Questions fréquentes
Les réponses directes aux questions qu’on nous pose : choisir un emplacement commercial, ce que le score d’opportunité dit (et ne dit pas), les données publiques utilisées, l’étude d’implantation. Une question absente ? Écrivez-nous : contact@ghis.fr.
30 questions
Choisir son emplacement
Qu’est-ce qu’une zone de chalandise et comment la calculer ?
La zone de chalandise est le territoire d’où provient l’essentiel des clients d’un commerce. On la calcule le plus souvent par un rayon de distance (zone isométrique) ou par un temps de trajet (zone isochrone) autour du point de vente, puis on compte les habitants, leurs revenus et les concurrents qu’elle contient. Pour un commerce de proximité, la zone utile dépasse rarement quelques centaines de mètres à pied. L’étude d’implantation MonEmplacement chiffre la zone de chalandise de votre quartier : le quartier et ses voisins à moins d’1 km, avec le nombre d’habitants par établissement face au repère départemental.
Qu’est-ce qu’un emplacement n°1 ?
Un emplacement n°1 est un local situé dans la zone la plus passante d’une ville : rue commerçante principale, hypercentre ou centre commercial majeur. Il maximise la visibilité et le flux, mais son loyer et son droit au bail sont les plus chers du marché ; l’emplacement n°1 bis, juste à côté, offre presque le même passage pour moins cher. Pour beaucoup de métiers de proximité (boulangerie, pharmacie, coiffure), un quartier résidentiel en carence d’offre peut être plus pertinent qu’une artère saturée de concurrents : c’est précisément ce que le score d’opportunité mesure, quartier par quartier.

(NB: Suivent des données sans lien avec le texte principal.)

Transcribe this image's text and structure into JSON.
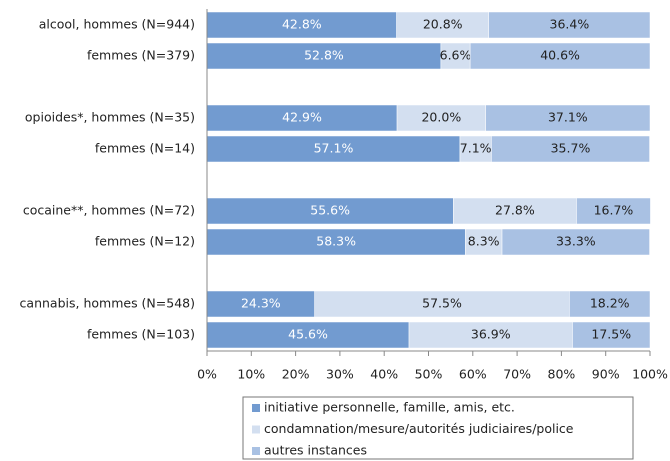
{
  "chart_data": {
    "type": "stacked_barh",
    "categories": [
      "alcool, hommes (N=944)",
      "femmes (N=379)",
      "opioides*, hommes (N=35)",
      "femmes (N=14)",
      "cocaine**, hommes (N=72)",
      "femmes (N=12)",
      "cannabis, hommes (N=548)",
      "femmes (N=103)"
    ],
    "series": [
      {
        "name": "initiative personnelle, famille, amis, etc.",
        "color": "#729bd0",
        "label_color": "#ffffff",
        "values": [
          42.8,
          52.8,
          42.9,
          57.1,
          55.6,
          58.3,
          24.3,
          45.6
        ],
        "value_labels": [
          "42.8%",
          "52.8%",
          "42.9%",
          "57.1%",
          "55.6%",
          "58.3%",
          "24.3%",
          "45.6%"
        ]
      },
      {
        "name": "condamnation/mesure/autorités judiciaires/police",
        "color": "#d3dff0",
        "label_color": "#222222",
        "values": [
          20.8,
          6.6,
          20.0,
          7.1,
          27.8,
          8.3,
          57.5,
          36.9
        ],
        "value_labels": [
          "20.8%",
          "6.6%",
          "20.0%",
          "7.1%",
          "27.8%",
          "8.3%",
          "57.5%",
          "36.9%"
        ]
      },
      {
        "name": "autres instances",
        "color": "#a9c1e3",
        "label_color": "#222222",
        "values": [
          36.4,
          40.6,
          37.1,
          35.7,
          16.7,
          33.3,
          18.2,
          17.5
        ],
        "value_labels": [
          "36.4%",
          "40.6%",
          "37.1%",
          "35.7%",
          "16.7%",
          "33.3%",
          "18.2%",
          "17.5%"
        ]
      }
    ],
    "xlim": [
      0,
      100
    ],
    "xticks": [
      {
        "value": 0,
        "label": "0%"
      },
      {
        "value": 10,
        "label": "10%"
      },
      {
        "value": 20,
        "label": "20%"
      },
      {
        "value": 30,
        "label": "30%"
      },
      {
        "value": 40,
        "label": "40%"
      },
      {
        "value": 50,
        "label": "50%"
      },
      {
        "value": 60,
        "label": "60%"
      },
      {
        "value": 70,
        "label": "70%"
      },
      {
        "value": 80,
        "label": "80%"
      },
      {
        "value": 90,
        "label": "90%"
      },
      {
        "value": 100,
        "label": "100%"
      }
    ],
    "grid": false,
    "legend": "bottom"
  }
}
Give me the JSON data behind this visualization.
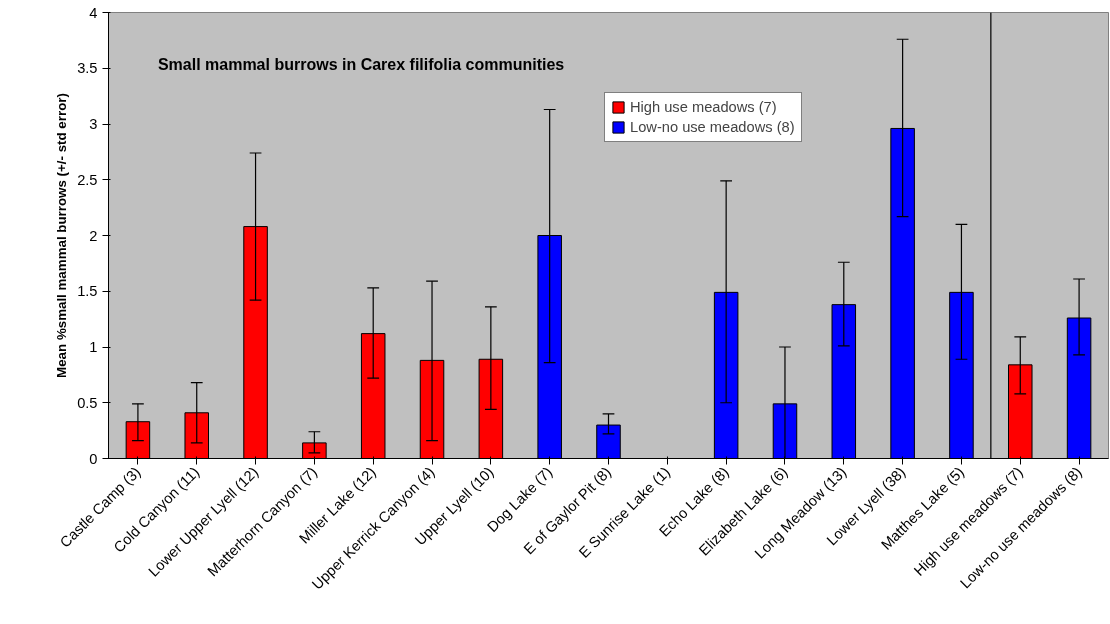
{
  "chart_data": {
    "type": "bar",
    "title": "Small mammal burrows in Carex filifolia communities",
    "ylabel": "Mean %small mammal burrows (+/- std error)",
    "categories": [
      "Castle Camp (3)",
      "Cold Canyon (11)",
      "Lower Upper Lyell (12)",
      "Matterhorn Canyon (7)",
      "Miller Lake (12)",
      "Upper Kerrick Canyon (4)",
      "Upper Lyell (10)",
      "Dog Lake (7)",
      "E of Gaylor Pit (8)",
      "E Sunrise Lake (1)",
      "Echo Lake (8)",
      "Elizabeth Lake (6)",
      "Long Meadow (13)",
      "Lower Lyell (38)",
      "Matthes Lake (5)",
      "High use meadows (7)",
      "Low-no use meadows (8)"
    ],
    "series": [
      {
        "name": "High use meadows (7)",
        "color": "#ff0000",
        "values": [
          0.33,
          0.41,
          2.08,
          0.14,
          1.12,
          0.88,
          0.89,
          null,
          null,
          null,
          null,
          null,
          null,
          null,
          null,
          0.84,
          null
        ],
        "errors": [
          [
            0.16,
            0.49
          ],
          [
            0.14,
            0.68
          ],
          [
            1.42,
            2.74
          ],
          [
            0.05,
            0.24
          ],
          [
            0.72,
            1.53
          ],
          [
            0.16,
            1.59
          ],
          [
            0.44,
            1.36
          ],
          null,
          null,
          null,
          null,
          null,
          null,
          null,
          null,
          [
            0.58,
            1.09
          ],
          null
        ]
      },
      {
        "name": "Low-no use meadows (8)",
        "color": "#0000ff",
        "values": [
          null,
          null,
          null,
          null,
          null,
          null,
          null,
          2.0,
          0.3,
          0,
          1.49,
          0.49,
          1.38,
          2.96,
          1.49,
          null,
          1.26
        ],
        "errors": [
          null,
          null,
          null,
          null,
          null,
          null,
          null,
          [
            0.86,
            3.13
          ],
          [
            0.22,
            0.4
          ],
          null,
          [
            0.5,
            2.49
          ],
          [
            0,
            1.0
          ],
          [
            1.01,
            1.76
          ],
          [
            2.17,
            3.76
          ],
          [
            0.89,
            2.1
          ],
          null,
          [
            0.93,
            1.61
          ]
        ]
      }
    ],
    "ylim": [
      0,
      4
    ],
    "yticks": [
      0,
      0.5,
      1,
      1.5,
      2,
      2.5,
      3,
      3.5,
      4
    ],
    "grid": false,
    "legend": "top"
  }
}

Où ouvrir une boulangerie, un restaurant ou une pharmacie ?
Le bon quartier est celui où le besoin local dépasse l’offre déjà installée : assez d’habitants et de passage pour vivre, pas trop de concurrents pour se partager le marché. Les repères de métier existent (on cite souvent une boulangerie pour 2 000 à 2 500 habitants), mais ils masquent d’énormes écarts d’un quartier à l’autre d’une même ville ; certaines professions réglementées, comme la pharmacie, ajoutent en plus leurs propres règles d’installation. MonEmplacement classe les quartiers de chaque commune des Bouches-du-Rhône et des Alpes-de-Haute-Provence pour 81activités : les pages Ouvrir un commerce donnent, ville par ville, les quartiers les mieux placés pour votre métier, avec la concurrence recensée et la survie du secteur. Trois exemples : ouvrir une boulangerie, un restaurant, une pharmacie.
Combien de clients potentiels faut-il pour ouvrir un commerce ?
Il n’existe aucun seuil universel : le nombre de clients nécessaire dépend du métier, du panier moyen et des charges du local. La bonne question est plutôt : combien d’habitants la zone compte-t-elle par établissement du même métier, et comment ce ratio se situe-t-il face au reste du département ? Les fiches quartier MonEmplacement donnent la population et la concurrence de chaque quartier, et l’étude d’implantation chiffre le marché potentiel : ce que les habitants dépensent chaque année dans votre secteur, en euros, et ce que cela représente face à l’offre en place.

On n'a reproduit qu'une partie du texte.